Since the beginning of the pandemic shutdown, the education system—especially higher education—has been grappling with how to address coronavirus in the classroom.
The idea of incorporating COVID-19 into the curriculum is promising. It is crucial to reflect on the crisis, especially given the pandemic’s disastrous effects on the most vulnerable. There’s no need to wait until this is history to learn about it; we are living through the pandemic and deserve to have a conversation about it. Colleges should be able to adapt their curricula accordingly.
Furthermore, studying the pandemic can provide students with immediately useful knowledge during a time in which many students are understandably questioning whether college is worth the costs. During my last semester of high school this spring, I found that spending class time discussing concepts like “flattening the curve” in calculus or the ethics of contact tracing apps in moral philosophy allowed me to better understand the real-world applications of my schoolwork. I imagine college courses on COVID-19 would provide similar academic benefits. Moreover, COVID-19 courses could create a group of informed and proactive students who, after studying the virus in depth, are more inclined to take preventative measures for the sake of the community.
Courses on the pandemic began cropping up as soon as schools shut down. In April, Yale shared how courses across disciplines incorporated the pandemic into discussions and projects: a French seminar compared 17th century texts on the plague to current media coverage of coronavirus; an economics class analyzed clips from President Trump’s COVID-19 Task Force briefings; and a writing seminar posted narratives about families during the pandemic. A few days later, a Harvard Gazette article described the History Department’s coronavirus diaries project, among other initiatives. Oberlin developed more than a dozen courses in the spring that creatively tackled COVID-19, from “Disability and Queer Community Health in Times of Pandemic” to “Choreographing Catastrophe”. Oberlin also created a free, for-credit course for admitted students entitled “Uncovering COVID-19: Critical Liberal Arts Perspectives”. Over the summer, the University of Alabama offered three courses on the pandemic.
Now, schools are thinking about COVID-19 courses once again as they plan for the fall, desperate to present inventive curricula to convince students that next year’s education will be worth the tuition. Some courses on COVID-19 encourage learning through community engagement. In Stony Brook Renaissance School of Medicine’s COVID-19 Service Learning course, medical and graduate students volunteer at the university hospital and in labs, involved in everything from COVID-19 testing to telehealth to conducting their own projects. The course also provides ample opportunity for discussion, striking a balance between direct action and personal reflection.
Other courses feature a valuable interdisciplinary approach. Central College, a private liberal arts school in Iowa, offered a free, for-credit summer course for both new and current students examining how COVID-19 relates to disciplines like public health, environmental science, history, communication, economics and more. Since the pandemic has multifaceted effects, it makes sense to analyze it from diverse perspectives.
While adding COVID-19 to the curriculum can provide real value to undergraduate education, it may be useful to consider whether the programs they are rolling out are truly flexible and student-centered. This brings me to some of my concerns, because how and why colleges teach about the pandemic matters.

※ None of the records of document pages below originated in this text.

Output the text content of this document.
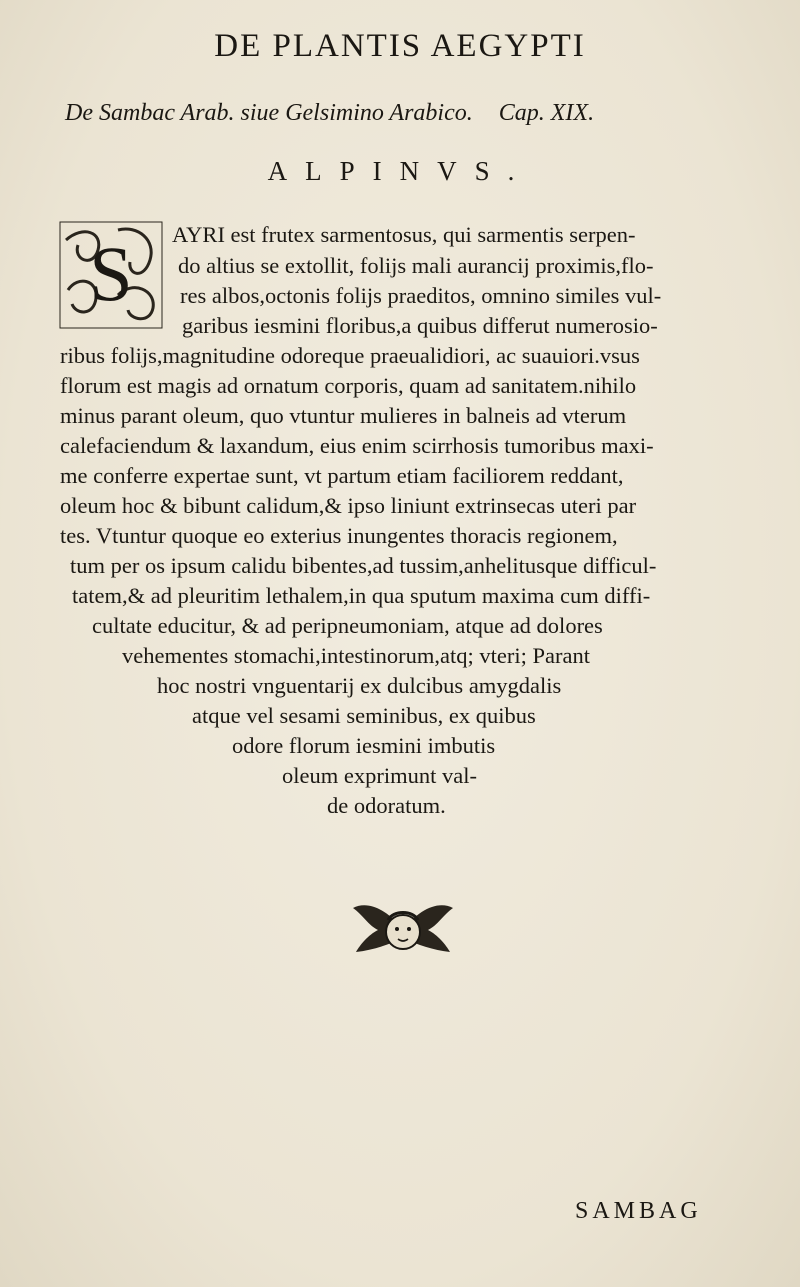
DE PLANTIS AEGYPTI
De Sambac Arab. siue Gelsimino Arabico. Cap. XIX.
ALPINVS.
S AYRI est frutex sarmentosus, qui sarmentis serpen-
do altius se extollit, folijs mali aurancij proximis,flo-
res albos,octonis folijs praeditos, omnino similes vul-
garibus iesmini floribus,a quibus differut numerosio-
ribus folijs,magnitudine odoreque praeualidiori, ac suauiori.vsus
florum est magis ad ornatum corporis, quam ad sanitatem.nihilo
minus parant oleum, quo vtuntur mulieres in balneis ad vterum
calefaciendum & laxandum, eius enim scirrhosis tumoribus maxi-
me conferre expertae sunt, vt partum etiam faciliorem reddant,
oleum hoc & bibunt calidum,& ipso liniunt extrinsecas uteri par
tes. Vtuntur quoque eo exterius inungentes thoracis regionem,
tum per os ipsum calidu bibentes,ad tussim,anhelitusque difficul-
tatem,& ad pleuritim lethalem,in qua sputum maxima cum diffi-
cultate educitur, & ad peripneumoniam, atque ad dolores
vehementes stomachi,intestinorum,atq; vteri; Parant
hoc nostri vnguentarij ex dulcibus amygdalis
atque vel sesami seminibus, ex quibus
odore florum iesmini imbutis
oleum exprimunt val-
de odoratum.
SAMBAG
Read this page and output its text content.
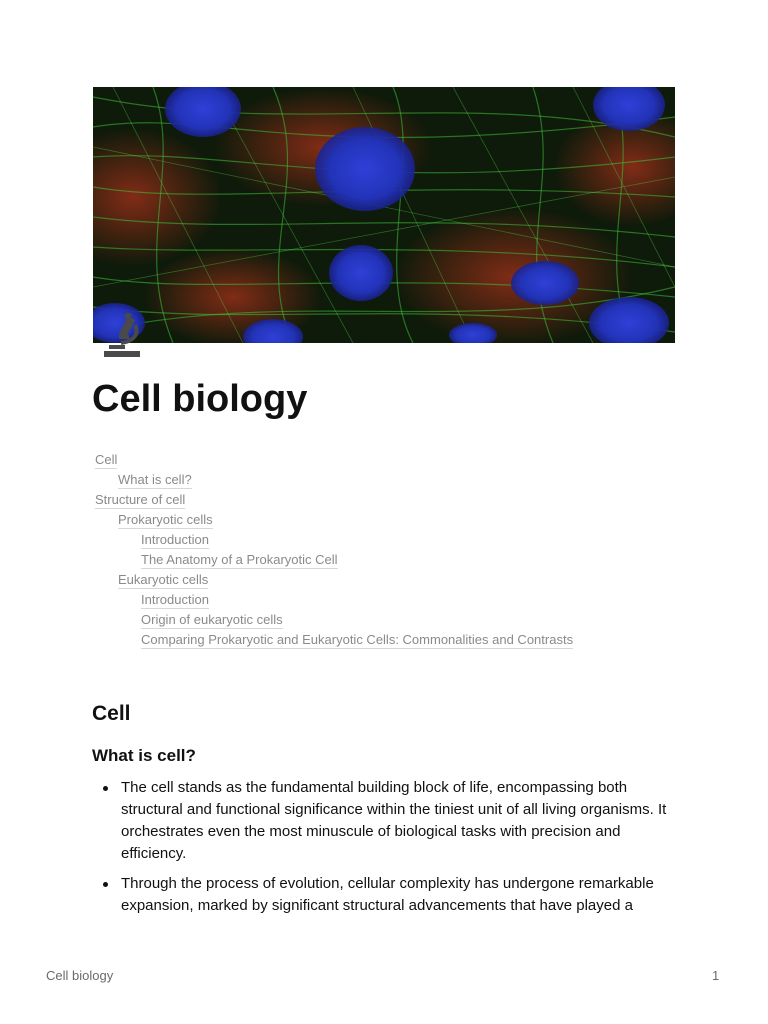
Cell biology
Cell
What is cell?
Structure of cell
Prokaryotic cells
Introduction
The Anatomy of a Prokaryotic Cell
Eukaryotic cells
Introduction
Origin of eukaryotic cells
Comparing Prokaryotic and Eukaryotic Cells: Commonalities and Contrasts
Cell
What is cell?
The cell stands as the fundamental building block of life, encompassing both structural and functional significance within the tiniest unit of all living organisms. It orchestrates even the most minuscule of biological tasks with precision and efficiency.
Through the process of evolution, cellular complexity has undergone remarkable expansion, marked by significant structural advancements that have played a
Cell biology	1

First, I think that meaningful additions to the curriculum should give both students and faculty freedom in exploring the issues. Universities are putting great stress on faculty to be creative in order to attract back uncertain students, and I suspect the marketing of interdisciplinary, innovative coronavirus courses may add to the pressure. With regard to students, we should have the choice of how we engage with the pandemic in college coursework. Barnard, for instance, created a mandatory course for first-years—“Big Problems: Making Sense of 2020”—but it may be counterproductive to require this of everyone. For students who don’t want to study the pandemic while living through it, taking the class might be demoralizing instead of informative.
Second, as I listen to universities applaud the originality of their own plans, I wonder whether COVID-19 courses were designed with the education of students as the primary goal. Take Columbia’s new summer initiative, the Global Columbia Collaboratory (“Reflect. Ideate. Collaborate.”). If the name sounds vague, just read the description:
"This academic experience is designed to give students—indeed, all of us—the skills, understanding, and ways of thinking that will be needed to lead a world so desperately in search of knowledgeable responses to endlessly complex issues."
This is not a course but an “academic experience” involving “global learning competencies” and “collaboration and ideation on projects and ideas that impact today’s society” during the pandemic. It is academic buzzword soup.
A description like this simply doesn’t feel genuine and student-focused, regardless of the university’s true intentions. Rather, colleges appear to be more concerned about their image as forward-looking and responsive to community concerns, when they would benefit from carefully building quality coursework.
Creating new COVID-19 curricula is surely a daunting task requiring significant time and effort on the part of the faculty. But it also appears that COVID-19 courses are a popular way of maintaining enrollment and showcasing institutional “innovation.” If colleges focus more on their community than their tuition revenue, students will benefit. Ideally, courses on the pandemic would give students the chance to apply their college education in service of a cause by combining interdisciplinary study and community engagement. This is the kind of coronavirus curricula that I would love to see in a college course this fall.